ProductNo-codePricing modelSupported workflowsExport formats
DataspanaForm-first UI, minimal setupCredits / bundles aligned to rowsBroad marketplace-style sourcesCSV, XLSX, JSON
ApifyStrong for developers; no-code existsSubscription + usageLarge actor marketplaceCSV, JSON, many integrations
PhantomBusterFlow automation focusSubscription tiersSocial + growth automationsCSV primarily
Bright DataEnterprise proxy + datasetsEnterprise contractsWeb data at scaleMany enterprise formats

Legal and compliance

You are responsible for complying with Google Search terms, GDPR, CCPA, and any sector rules that apply to your accounts. Use Dataspana only for data you have the right to collect, store, and process.

Dataspana does not provide legal advice; involve counsel when launching new geographies or regulated industries.

Contextual guides across Dataspana

If you are building multi-channel lists, combine this google search export with related playbooks: LinkedIn scraper, Google Maps scraper, market research, competitor monitoring, web scraping ROI calculator.

Get started with Google Search scraping

Create a free account, run a small pilot job, and validate the columns with your downstream owners before scaling.

Operational addendum 1 for Google Search: archive the filter set, credit estimate, and approver alongside the CSV so future audits explain why each row was collected.
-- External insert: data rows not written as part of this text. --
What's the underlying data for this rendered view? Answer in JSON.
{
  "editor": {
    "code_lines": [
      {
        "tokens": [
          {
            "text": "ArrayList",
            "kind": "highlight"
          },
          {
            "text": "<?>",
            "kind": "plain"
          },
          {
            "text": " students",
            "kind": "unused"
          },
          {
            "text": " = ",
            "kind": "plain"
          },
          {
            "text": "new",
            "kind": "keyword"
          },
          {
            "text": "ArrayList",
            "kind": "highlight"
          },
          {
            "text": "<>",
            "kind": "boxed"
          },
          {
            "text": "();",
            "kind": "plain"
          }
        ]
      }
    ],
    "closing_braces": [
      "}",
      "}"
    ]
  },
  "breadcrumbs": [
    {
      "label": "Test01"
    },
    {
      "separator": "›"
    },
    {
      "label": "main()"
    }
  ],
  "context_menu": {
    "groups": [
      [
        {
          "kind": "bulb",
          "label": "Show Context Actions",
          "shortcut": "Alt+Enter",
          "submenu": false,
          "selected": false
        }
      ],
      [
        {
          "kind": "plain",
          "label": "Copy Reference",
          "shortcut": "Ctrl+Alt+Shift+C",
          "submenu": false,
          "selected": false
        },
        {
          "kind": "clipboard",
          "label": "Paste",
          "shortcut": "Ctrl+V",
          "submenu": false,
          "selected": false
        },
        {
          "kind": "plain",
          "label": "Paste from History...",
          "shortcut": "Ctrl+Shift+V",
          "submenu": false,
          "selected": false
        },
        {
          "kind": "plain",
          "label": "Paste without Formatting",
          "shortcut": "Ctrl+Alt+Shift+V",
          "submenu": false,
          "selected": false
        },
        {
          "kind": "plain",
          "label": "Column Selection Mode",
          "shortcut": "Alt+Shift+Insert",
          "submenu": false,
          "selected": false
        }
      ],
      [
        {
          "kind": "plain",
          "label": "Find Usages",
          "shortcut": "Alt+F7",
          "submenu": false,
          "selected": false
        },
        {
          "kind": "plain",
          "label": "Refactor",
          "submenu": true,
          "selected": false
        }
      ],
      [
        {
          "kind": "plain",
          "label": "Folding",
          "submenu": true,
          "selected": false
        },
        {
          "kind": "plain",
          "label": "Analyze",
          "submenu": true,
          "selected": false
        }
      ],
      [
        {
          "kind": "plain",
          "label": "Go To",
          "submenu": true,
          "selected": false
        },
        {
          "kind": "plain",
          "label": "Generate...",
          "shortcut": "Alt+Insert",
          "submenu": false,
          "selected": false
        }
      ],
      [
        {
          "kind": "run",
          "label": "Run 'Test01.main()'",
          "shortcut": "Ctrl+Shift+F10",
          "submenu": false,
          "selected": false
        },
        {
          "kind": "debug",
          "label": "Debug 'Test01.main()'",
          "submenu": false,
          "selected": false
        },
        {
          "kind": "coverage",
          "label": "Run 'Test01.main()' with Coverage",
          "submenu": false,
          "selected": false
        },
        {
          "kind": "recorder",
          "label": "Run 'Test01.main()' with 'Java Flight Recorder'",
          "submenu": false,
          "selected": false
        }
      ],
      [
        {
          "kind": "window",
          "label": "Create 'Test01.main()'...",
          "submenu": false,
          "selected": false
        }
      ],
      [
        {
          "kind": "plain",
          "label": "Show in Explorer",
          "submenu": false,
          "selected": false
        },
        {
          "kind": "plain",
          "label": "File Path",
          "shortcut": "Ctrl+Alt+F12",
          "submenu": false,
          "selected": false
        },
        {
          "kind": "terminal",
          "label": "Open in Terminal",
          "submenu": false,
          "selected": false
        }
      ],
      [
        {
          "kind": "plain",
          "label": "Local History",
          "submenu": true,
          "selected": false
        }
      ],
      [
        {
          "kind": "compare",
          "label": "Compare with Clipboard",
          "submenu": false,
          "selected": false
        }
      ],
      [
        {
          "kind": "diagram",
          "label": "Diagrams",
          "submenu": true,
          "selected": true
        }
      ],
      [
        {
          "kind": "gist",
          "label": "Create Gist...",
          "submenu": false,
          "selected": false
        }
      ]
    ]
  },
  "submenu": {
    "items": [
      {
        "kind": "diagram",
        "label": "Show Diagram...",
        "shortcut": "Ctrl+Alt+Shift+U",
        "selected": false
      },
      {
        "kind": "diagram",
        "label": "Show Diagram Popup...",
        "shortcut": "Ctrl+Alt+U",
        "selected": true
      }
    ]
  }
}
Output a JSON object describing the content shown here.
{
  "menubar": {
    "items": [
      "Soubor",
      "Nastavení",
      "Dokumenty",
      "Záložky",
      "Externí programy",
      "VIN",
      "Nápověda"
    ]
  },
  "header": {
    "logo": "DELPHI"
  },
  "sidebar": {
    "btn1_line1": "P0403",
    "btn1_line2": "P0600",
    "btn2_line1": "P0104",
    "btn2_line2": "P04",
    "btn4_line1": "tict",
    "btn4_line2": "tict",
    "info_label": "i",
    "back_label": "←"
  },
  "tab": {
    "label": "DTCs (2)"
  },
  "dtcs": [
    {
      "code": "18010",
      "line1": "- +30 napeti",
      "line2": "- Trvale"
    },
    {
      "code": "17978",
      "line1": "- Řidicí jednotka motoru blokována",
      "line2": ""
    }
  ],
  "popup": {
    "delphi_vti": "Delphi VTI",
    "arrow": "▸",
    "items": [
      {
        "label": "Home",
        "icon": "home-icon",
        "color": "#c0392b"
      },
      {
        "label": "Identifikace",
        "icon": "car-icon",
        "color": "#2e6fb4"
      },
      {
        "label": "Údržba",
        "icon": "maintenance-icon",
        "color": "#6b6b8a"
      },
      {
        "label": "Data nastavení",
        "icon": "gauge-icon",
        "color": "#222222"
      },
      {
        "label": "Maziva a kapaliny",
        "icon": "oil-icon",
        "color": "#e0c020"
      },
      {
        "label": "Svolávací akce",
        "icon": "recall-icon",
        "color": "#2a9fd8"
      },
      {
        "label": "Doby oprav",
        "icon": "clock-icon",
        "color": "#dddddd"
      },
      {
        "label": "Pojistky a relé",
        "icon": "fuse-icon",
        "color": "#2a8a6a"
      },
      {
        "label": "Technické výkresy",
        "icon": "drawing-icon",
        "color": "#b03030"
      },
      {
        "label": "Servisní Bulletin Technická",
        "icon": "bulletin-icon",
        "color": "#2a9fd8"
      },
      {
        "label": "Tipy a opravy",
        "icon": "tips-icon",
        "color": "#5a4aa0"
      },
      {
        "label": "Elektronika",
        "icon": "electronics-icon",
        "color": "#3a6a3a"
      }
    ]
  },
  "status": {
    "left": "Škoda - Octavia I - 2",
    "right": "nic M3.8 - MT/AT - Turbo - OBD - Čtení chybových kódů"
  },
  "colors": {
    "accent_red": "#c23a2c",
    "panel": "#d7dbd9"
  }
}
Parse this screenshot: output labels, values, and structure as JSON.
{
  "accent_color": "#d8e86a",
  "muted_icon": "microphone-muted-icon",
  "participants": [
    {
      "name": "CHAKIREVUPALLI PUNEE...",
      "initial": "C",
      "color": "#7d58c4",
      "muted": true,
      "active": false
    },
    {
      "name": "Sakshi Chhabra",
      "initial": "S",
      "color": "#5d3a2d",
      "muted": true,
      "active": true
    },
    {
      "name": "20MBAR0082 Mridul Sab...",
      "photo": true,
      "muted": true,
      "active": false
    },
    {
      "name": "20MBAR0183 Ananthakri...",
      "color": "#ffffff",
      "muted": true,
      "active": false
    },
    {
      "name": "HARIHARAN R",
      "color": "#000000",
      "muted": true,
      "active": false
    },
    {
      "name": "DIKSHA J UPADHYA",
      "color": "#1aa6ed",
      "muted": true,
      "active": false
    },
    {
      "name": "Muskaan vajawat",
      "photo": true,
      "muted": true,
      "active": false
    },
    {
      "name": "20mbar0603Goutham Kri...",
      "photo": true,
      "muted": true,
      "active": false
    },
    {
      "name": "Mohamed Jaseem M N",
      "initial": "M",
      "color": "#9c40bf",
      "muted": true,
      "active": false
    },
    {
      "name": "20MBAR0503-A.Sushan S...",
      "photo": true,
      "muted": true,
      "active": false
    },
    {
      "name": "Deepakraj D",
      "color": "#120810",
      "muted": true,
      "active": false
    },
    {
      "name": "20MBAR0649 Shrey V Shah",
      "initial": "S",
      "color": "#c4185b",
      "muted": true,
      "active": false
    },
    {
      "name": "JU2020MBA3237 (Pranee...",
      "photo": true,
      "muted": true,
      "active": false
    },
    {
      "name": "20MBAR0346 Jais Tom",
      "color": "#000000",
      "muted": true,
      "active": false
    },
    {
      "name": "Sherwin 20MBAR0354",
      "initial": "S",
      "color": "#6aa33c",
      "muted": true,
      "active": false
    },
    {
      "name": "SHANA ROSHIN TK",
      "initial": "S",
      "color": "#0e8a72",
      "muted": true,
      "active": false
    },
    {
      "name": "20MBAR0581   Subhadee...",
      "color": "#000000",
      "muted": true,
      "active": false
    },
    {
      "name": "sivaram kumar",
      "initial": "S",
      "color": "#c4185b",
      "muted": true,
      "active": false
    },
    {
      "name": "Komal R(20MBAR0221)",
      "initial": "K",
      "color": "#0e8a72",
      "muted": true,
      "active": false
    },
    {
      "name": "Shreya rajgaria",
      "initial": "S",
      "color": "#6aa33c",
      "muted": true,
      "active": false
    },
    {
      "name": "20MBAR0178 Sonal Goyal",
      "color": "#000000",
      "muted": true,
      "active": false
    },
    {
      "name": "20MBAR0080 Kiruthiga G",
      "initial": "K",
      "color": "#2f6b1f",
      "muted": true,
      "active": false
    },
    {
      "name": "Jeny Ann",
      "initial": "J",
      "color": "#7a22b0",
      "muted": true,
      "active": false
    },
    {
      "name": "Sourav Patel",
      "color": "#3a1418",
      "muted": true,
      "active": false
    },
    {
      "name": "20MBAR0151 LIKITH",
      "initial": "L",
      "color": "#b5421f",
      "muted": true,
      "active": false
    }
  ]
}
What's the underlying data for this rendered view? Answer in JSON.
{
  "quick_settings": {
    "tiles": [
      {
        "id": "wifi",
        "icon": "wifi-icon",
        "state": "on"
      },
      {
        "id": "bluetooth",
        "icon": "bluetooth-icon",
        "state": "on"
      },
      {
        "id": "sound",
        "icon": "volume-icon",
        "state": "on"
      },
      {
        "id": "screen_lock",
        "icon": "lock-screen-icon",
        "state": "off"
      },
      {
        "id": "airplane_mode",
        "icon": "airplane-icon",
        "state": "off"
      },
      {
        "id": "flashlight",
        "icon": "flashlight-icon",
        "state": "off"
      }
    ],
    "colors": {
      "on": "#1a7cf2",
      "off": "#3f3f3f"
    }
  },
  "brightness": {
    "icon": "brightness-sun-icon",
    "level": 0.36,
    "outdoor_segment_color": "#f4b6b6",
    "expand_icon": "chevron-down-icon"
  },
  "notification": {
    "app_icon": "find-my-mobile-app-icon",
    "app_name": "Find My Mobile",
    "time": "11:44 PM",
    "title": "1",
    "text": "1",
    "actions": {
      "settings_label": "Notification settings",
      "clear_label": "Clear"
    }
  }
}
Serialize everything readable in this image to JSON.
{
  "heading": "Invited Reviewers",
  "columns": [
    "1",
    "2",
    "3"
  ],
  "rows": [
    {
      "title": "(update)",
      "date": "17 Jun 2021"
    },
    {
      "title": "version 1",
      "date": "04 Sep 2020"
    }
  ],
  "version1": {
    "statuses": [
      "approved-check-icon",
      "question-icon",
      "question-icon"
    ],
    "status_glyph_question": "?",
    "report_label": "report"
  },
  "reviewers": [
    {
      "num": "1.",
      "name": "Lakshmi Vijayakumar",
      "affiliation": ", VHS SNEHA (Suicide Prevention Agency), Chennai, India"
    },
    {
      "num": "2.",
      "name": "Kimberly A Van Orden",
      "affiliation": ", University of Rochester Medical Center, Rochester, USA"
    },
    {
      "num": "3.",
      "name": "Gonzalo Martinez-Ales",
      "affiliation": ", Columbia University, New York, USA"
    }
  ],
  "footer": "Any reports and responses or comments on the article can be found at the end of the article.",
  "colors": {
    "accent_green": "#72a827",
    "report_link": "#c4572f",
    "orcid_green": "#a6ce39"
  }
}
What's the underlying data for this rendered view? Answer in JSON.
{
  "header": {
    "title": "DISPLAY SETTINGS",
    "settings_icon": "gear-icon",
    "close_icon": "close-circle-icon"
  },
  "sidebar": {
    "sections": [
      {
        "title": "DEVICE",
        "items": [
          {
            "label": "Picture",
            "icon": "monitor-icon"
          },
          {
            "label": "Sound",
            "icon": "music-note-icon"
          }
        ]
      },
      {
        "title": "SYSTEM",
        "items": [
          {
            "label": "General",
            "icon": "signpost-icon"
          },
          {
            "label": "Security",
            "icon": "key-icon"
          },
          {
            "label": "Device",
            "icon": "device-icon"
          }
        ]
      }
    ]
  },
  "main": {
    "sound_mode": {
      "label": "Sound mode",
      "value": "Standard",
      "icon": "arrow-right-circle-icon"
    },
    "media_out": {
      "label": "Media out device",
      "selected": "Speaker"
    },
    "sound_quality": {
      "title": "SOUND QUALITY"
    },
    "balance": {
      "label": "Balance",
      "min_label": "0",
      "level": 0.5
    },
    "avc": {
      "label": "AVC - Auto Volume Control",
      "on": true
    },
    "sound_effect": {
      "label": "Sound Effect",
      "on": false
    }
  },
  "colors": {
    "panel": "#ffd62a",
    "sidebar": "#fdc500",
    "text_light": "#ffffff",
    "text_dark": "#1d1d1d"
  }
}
Operational addendum 2 for Google Search: archive the filter set, credit estimate, and approver alongside the CSV so future audits explain why each row was collected.

Operational addendum 3 for Google Search: archive the filter set, credit estimate, and approver alongside the CSV so future audits explain why each row was collected.

Operational addendum 4 for Google Search: archive the filter set, credit estimate, and approver alongside the CSV so future audits explain why each row was collected.

Operational addendum 5 for Google Search: archive the filter set, credit estimate, and approver alongside the CSV so future audits explain why each row was collected.

Operational addendum 6 for Google Search: archive the filter set, credit estimate, and approver alongside the CSV so future audits explain why each row was collected.

Related solutions

Tools

Frequently asked questions

Is this a rank tracker?
Dataspana focuses on extracting structured SERP datasets from searches you configure. Many teams export results and join them with their own ranking logic.
Can I export to Excel?
Yes — CSV, XLSX and JSON exports are supported.
Who is this for?
SEO teams, researchers, agencies and founders who need repeatable Google Search datasets without maintaining scrapers.